[0010] Address writability of vk::BufferPointer<T,A> pointees

[llvm-beanz]

Which proposal does this relate to?
0010-vk-buffer-ref.md

Describe the issue or outstanding question.
The spec mentions vk::RawBufferStore, but doesn't explicitly clarify if or how writing through a vk::BufferPointer<T,A> is supported. We should clarify this case.

If writing through vk::BufferPointer<T,A> is allowed we also need to spec how this works with HLSL's copy-in/copy-out paramter passing as well as pointer address spacing.

Additional context
See initial review discussion.

[greg-lunarg]

The client I am proposing this for is only interested in reading the pointee. But I am guessing there is interest in writing as well. Still, it would be good to have at least one real live potential buffer pointer user testify that they want to write. @natevm, do you want to be able to write to the pointee?

[natevm]

The client I am proposing this for is only interested in reading the pointee. But I am guessing there is interest in writing as well. Still, it would be good to have at least one real live potential buffer pointer user testify that they want to write. @natevm, do you want to be able to write to the pointee?

Yeah, my end users at Argonne labs both read and write to pointers throughout all our Vulkan accelerated projects.

[llvm-beanz]

The client I am proposing this for is only interested in reading the pointee.

While I appreciate that you have your priorities and that your client probably ranks up there... We should consider the applications of the feature and how they might be useful to a wider audience.

[greg-lunarg]

We should consider the applications of the feature and how they might be useful to a wider audience.

My point was only that I couldn't recall seeing a request to write to a pointee. I always like to make sure I have at least one customer before I create a capability :)

[devshgraphicsprogramming]

I'd definitely be interested in the optimizer optimizing away stores on variables which have not changed, i.e.

struct Joint
{
   float3x4 relativeTForm;
   vk::BufferPointer<Joint> parent;
   uint modifiedStamp;
   uint recomputedStamp;
   float3x4 absoluteTForm;
};

...

Joint tmp = ptr.get();
tmp.absoluteTForm = special_mul(tmp.parent.get().absoluteTForm,tmp.relativeTForm);
tmp.recomputedStamp = tmp.modifiedStamp;
ptr.get() = tmp;

I'd expect this to only store the modified fields after inlining and optimization.

[llvm-beanz]

Prefacing with: We should not specify optimization behavior in the spec. The spec needs to document the language behavior, optimizations need to be spec-conforming and are implementation defined.

I would expect optimizers to remove stores to non-written fields if it is safe to do so, but given the example above, optimizing stores may not be safe depending on memory access and aliasing rules (which we haven’t yet fully defined).

If a vk::BufferPointer<T> is assumed to be non-aliasing and writes are unordered, we could optimize away writes of non-modified fields, and even coalesce writes where the same field might be written to more than once with different values. I would expect existing LLVM optimizations (SROA, dead store elimination, etc) to perform that transformation (no idea if SPIR-V-opt will).
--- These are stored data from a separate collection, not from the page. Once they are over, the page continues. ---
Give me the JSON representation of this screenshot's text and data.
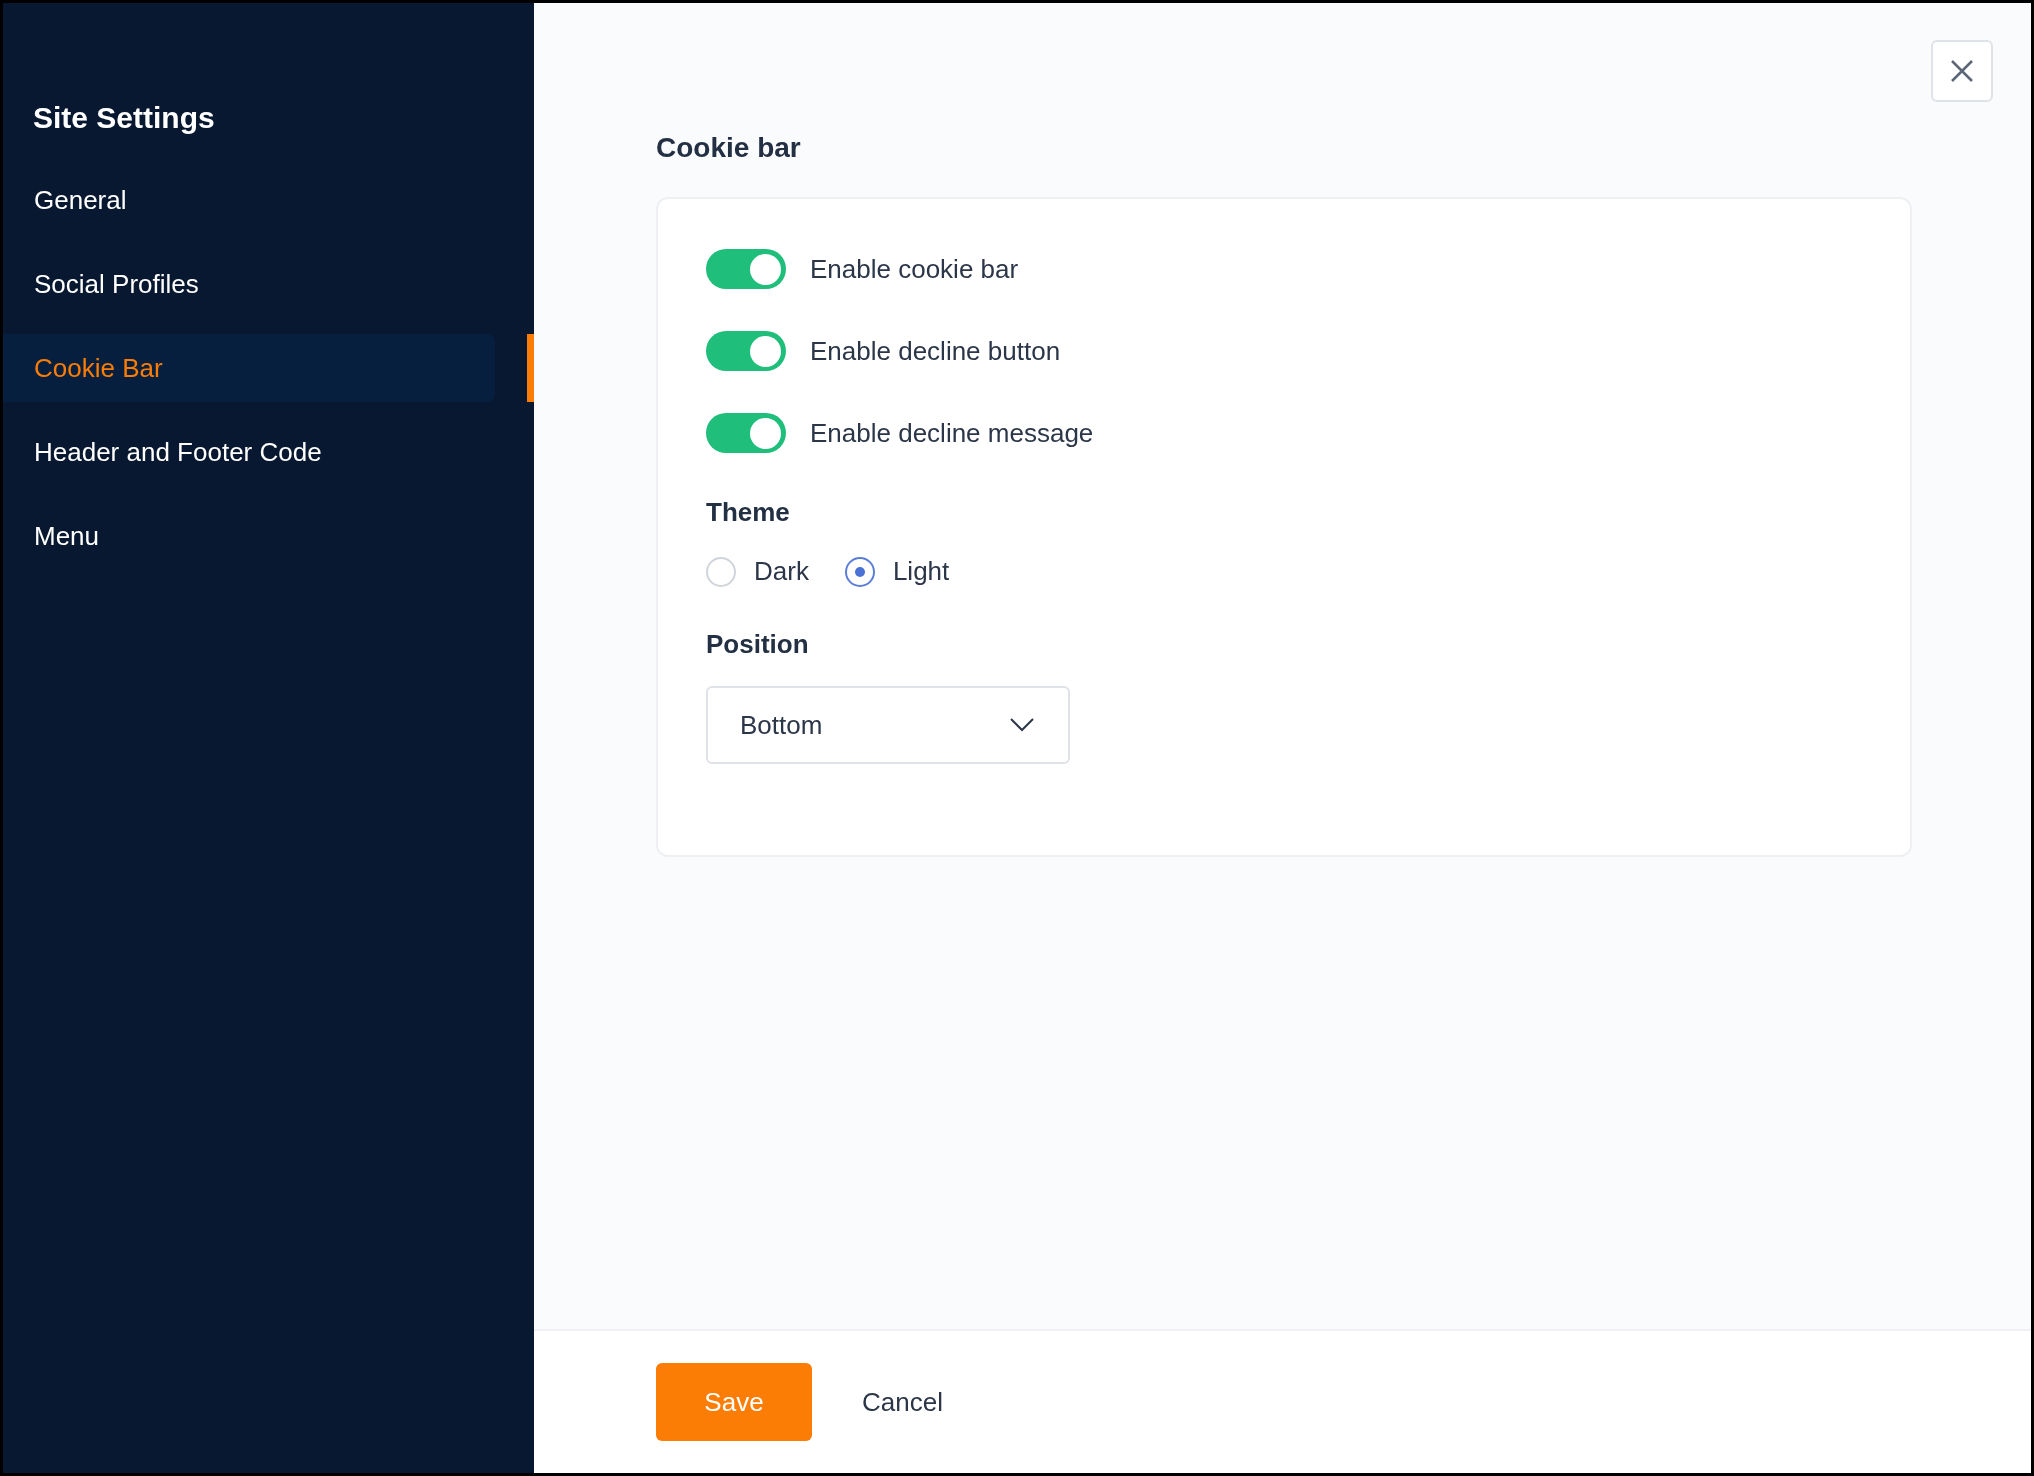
{
  "sidebar": {
    "title": "Site Settings",
    "items": [
      {
        "label": "General",
        "selected": false
      },
      {
        "label": "Social Profiles",
        "selected": false
      },
      {
        "label": "Cookie Bar",
        "selected": true
      },
      {
        "label": "Header and Footer Code",
        "selected": false
      },
      {
        "label": "Menu",
        "selected": false
      }
    ]
  },
  "section": {
    "title": "Cookie bar",
    "toggles": [
      {
        "label": "Enable cookie bar",
        "on": true
      },
      {
        "label": "Enable decline button",
        "on": true
      },
      {
        "label": "Enable decline message",
        "on": true
      }
    ],
    "theme": {
      "label": "Theme",
      "options": [
        {
          "label": "Dark",
          "selected": false
        },
        {
          "label": "Light",
          "selected": true
        }
      ]
    },
    "position": {
      "label": "Position",
      "value": "Bottom"
    }
  },
  "footer": {
    "buttons": [
      {
        "label": "Save",
        "kind": "primary"
      },
      {
        "label": "Cancel",
        "kind": "plain"
      }
    ]
  }
}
Since vk::BuffferPointer<T>::Get is defined returning an lvalue reference, I would expect that the call is fully optimizable down to just an address being returned and does not imply a load by itself. Instead I would expect member assignment or access of the return value to constitute the load.

In HLSL 202x with user-defined references, you could write the code instead to write back to the vk::BufferPointer<T> by storing a local reference. In that case, I would expect the writes to only write the modified field regardless of aliasing restrictions. That wouldn’t be an optimization but the specified behavior.

[greg-lunarg]

Given the response from @natevm et al, I will add some language to the proposal that writes of pointees is supported.